Computerworld

Exploit menaces media players from Microsoft, AOL

An attack would likely be delivered via a malicious MP4 file

Attack code threatens popular media players from Microsoft and AOL, said a security expert who told Windows users to remove a buggy coder/decoder (codec) or disable the player programs.

In a weekend alert, Symantec said exploit code had been released that attacked a vulnerability in a flawed MP4 codec produced by 3ivx Technologies. Windows Media Player and Windows Media Player Classic, both from Microsoft, and Winamp Media Player, a popular alternative distributed by Nullsoft, an AOL subsidiary, use the codec.

"Exploitation of this vulnerability allows the attacker to run arbitrary code in the context of the media player," said Symantec analyst Raymond Ball in a note to customers of the company's DeepSight threat network.

The hacker who posted the code claimed that the exploit works against Windows Media Player 6.4, an older edition included with Windows 95, Windows 98 and Windows 2000, but Ball noted that because the codec is "fairly popular," other versions of Windows Media Player, as well as other player programs, may also be vulnerable. The hacker also tweaked the exploit to work against Winamp 5.32, but the current Winamp 5.5 is invulnerable to the attack.

An attack would likely be delivered via a malicious MP4 file, Ball said.

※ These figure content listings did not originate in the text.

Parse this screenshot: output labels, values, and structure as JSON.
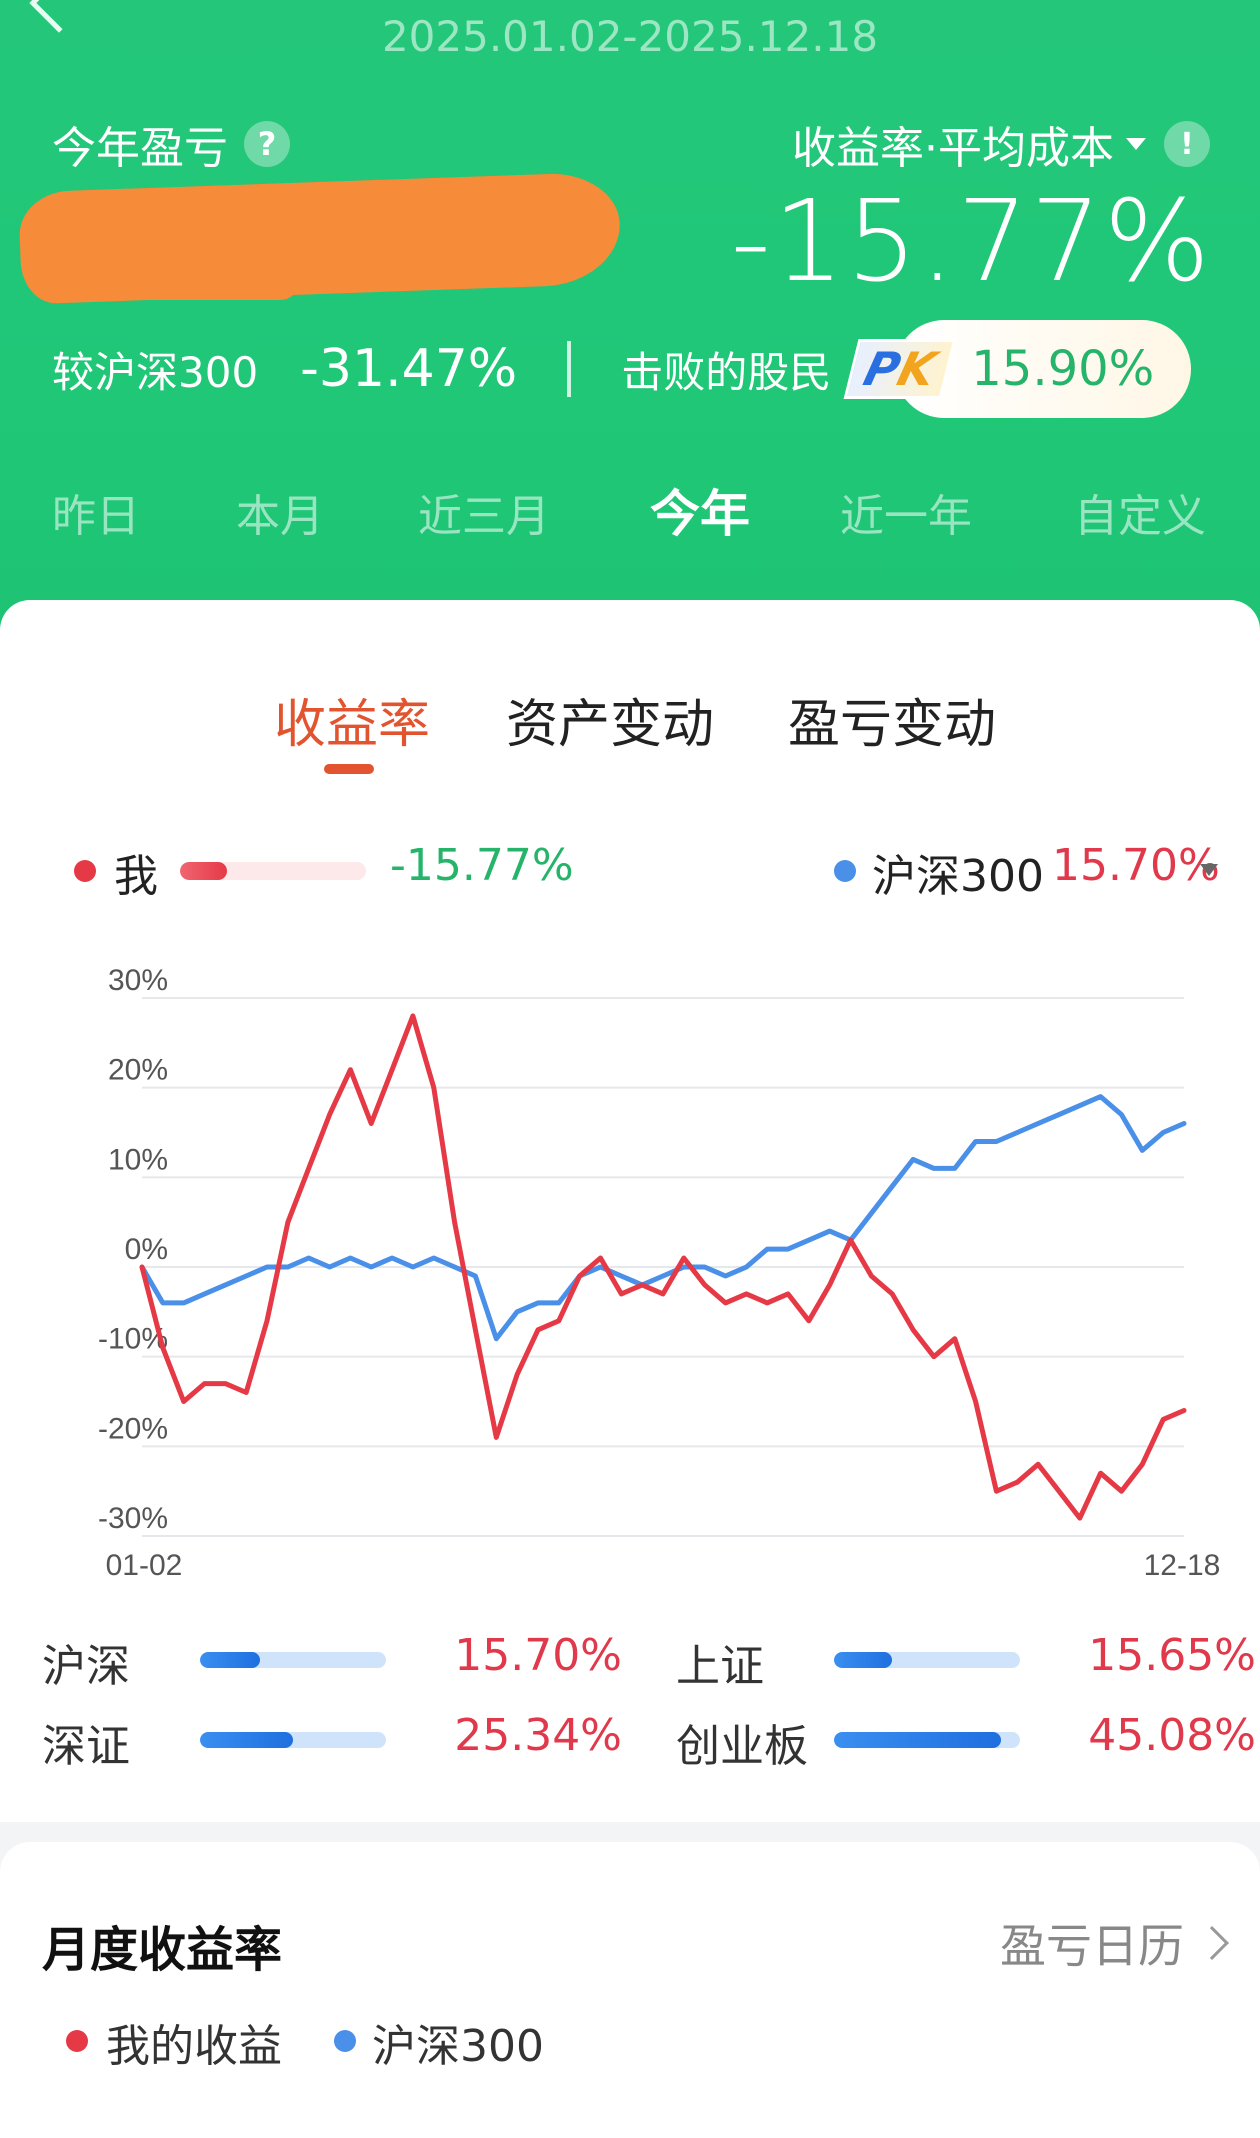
{
  "header": {
    "date_range": "2025.01.02-2025.12.18",
    "pnl_label": "今年盈亏",
    "metric_select": "收益率·平均成本",
    "return_rate": "-15.77%",
    "compare_label": "较沪深300",
    "compare_value": "-31.47%",
    "beat_label": "击败的股民",
    "pk_p": "P",
    "pk_k": "K",
    "beat_value": "15.90%",
    "colors": {
      "header_green": "#1fc777",
      "redaction": "#f68b3a"
    }
  },
  "period_tabs": [
    {
      "label": "昨日",
      "active": false
    },
    {
      "label": "本月",
      "active": false
    },
    {
      "label": "近三月",
      "active": false
    },
    {
      "label": "今年",
      "active": true
    },
    {
      "label": "近一年",
      "active": false
    },
    {
      "label": "自定义",
      "active": false
    }
  ],
  "chart_tabs": [
    {
      "label": "收益率",
      "active": true
    },
    {
      "label": "资产变动",
      "active": false
    },
    {
      "label": "盈亏变动",
      "active": false
    }
  ],
  "legend": {
    "me_label": "我",
    "me_value": "-15.77%",
    "me_bar_level": 0.25,
    "bench_label": "沪深300",
    "bench_value": "15.70%"
  },
  "chart_data": {
    "type": "line",
    "xlabel": "",
    "ylabel": "",
    "x_tick_labels": [
      "01-02",
      "12-18"
    ],
    "y_ticks": [
      "30%",
      "20%",
      "10%",
      "0%",
      "-10%",
      "-20%",
      "-30%"
    ],
    "ylim": [
      -30,
      30
    ],
    "grid": true,
    "legend_placement": "top",
    "series": [
      {
        "name": "我",
        "color": "#e63946",
        "x": [
          0,
          2,
          4,
          6,
          8,
          10,
          12,
          14,
          16,
          18,
          20,
          22,
          24,
          26,
          28,
          30,
          32,
          34,
          36,
          38,
          40,
          42,
          44,
          46,
          48,
          50,
          52,
          54,
          56,
          58,
          60,
          62,
          64,
          66,
          68,
          70,
          72,
          74,
          76,
          78,
          80,
          82,
          84,
          86,
          88,
          90,
          92,
          94,
          96,
          98,
          100
        ],
        "values": [
          0,
          -9,
          -15,
          -13,
          -13,
          -14,
          -6,
          5,
          11,
          17,
          22,
          16,
          22,
          28,
          20,
          5,
          -7,
          -19,
          -12,
          -7,
          -6,
          -1,
          1,
          -3,
          -2,
          -3,
          1,
          -2,
          -4,
          -3,
          -4,
          -3,
          -6,
          -2,
          3,
          -1,
          -3,
          -7,
          -10,
          -8,
          -15,
          -25,
          -24,
          -22,
          -25,
          -28,
          -23,
          -25,
          -22,
          -17,
          -16
        ]
      },
      {
        "name": "沪深300",
        "color": "#4a90e8",
        "x": [
          0,
          2,
          4,
          6,
          8,
          10,
          12,
          14,
          16,
          18,
          20,
          22,
          24,
          26,
          28,
          30,
          32,
          34,
          36,
          38,
          40,
          42,
          44,
          46,
          48,
          50,
          52,
          54,
          56,
          58,
          60,
          62,
          64,
          66,
          68,
          70,
          72,
          74,
          76,
          78,
          80,
          82,
          84,
          86,
          88,
          90,
          92,
          94,
          96,
          98,
          100
        ],
        "values": [
          0,
          -4,
          -4,
          -3,
          -2,
          -1,
          0,
          0,
          1,
          0,
          1,
          0,
          1,
          0,
          1,
          0,
          -1,
          -8,
          -5,
          -4,
          -4,
          -1,
          0,
          -1,
          -2,
          -1,
          0,
          0,
          -1,
          0,
          2,
          2,
          3,
          4,
          3,
          6,
          9,
          12,
          11,
          11,
          14,
          14,
          15,
          16,
          17,
          18,
          19,
          17,
          13,
          15,
          16
        ]
      }
    ]
  },
  "index_bars": [
    {
      "name": "沪深",
      "value": "15.70%",
      "level": 0.32
    },
    {
      "name": "上证",
      "value": "15.65%",
      "level": 0.31
    },
    {
      "name": "深证",
      "value": "25.34%",
      "level": 0.5
    },
    {
      "name": "创业板",
      "value": "45.08%",
      "level": 0.9
    }
  ],
  "monthly": {
    "title": "月度收益率",
    "calendar_link": "盈亏日历",
    "legend_me": "我的收益",
    "legend_bench": "沪深300"
  },
  "colors": {
    "red": "#e63946",
    "blue": "#4a90e8",
    "accent_orange": "#e2542f",
    "green_text": "#26b36a"
  }
}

"No patch is available for the vulnerability, making this a high-threat issue," Ball added. "To mitigate this issue until a patch is available, customers are advised to remove the MP4 codec until patches are available, disable media players that use the MP4 codec and be cautious while accessing e-mail, Web content and other means of distributing media files."

Microsoft may be on the verge of patching the problem. Last Thursday, it announced that one of seven security updates scheduled for Tuesday will fix one or more unspecified flaws in Windows Media Player. It's unlikely that Microsoft will patch Version 6.4, however, since it has ended support for the operating systems using that version. But it will release a fix for Version 7.1, the edition included with Windows 2000 Service Pack 4, as well as for all later versions.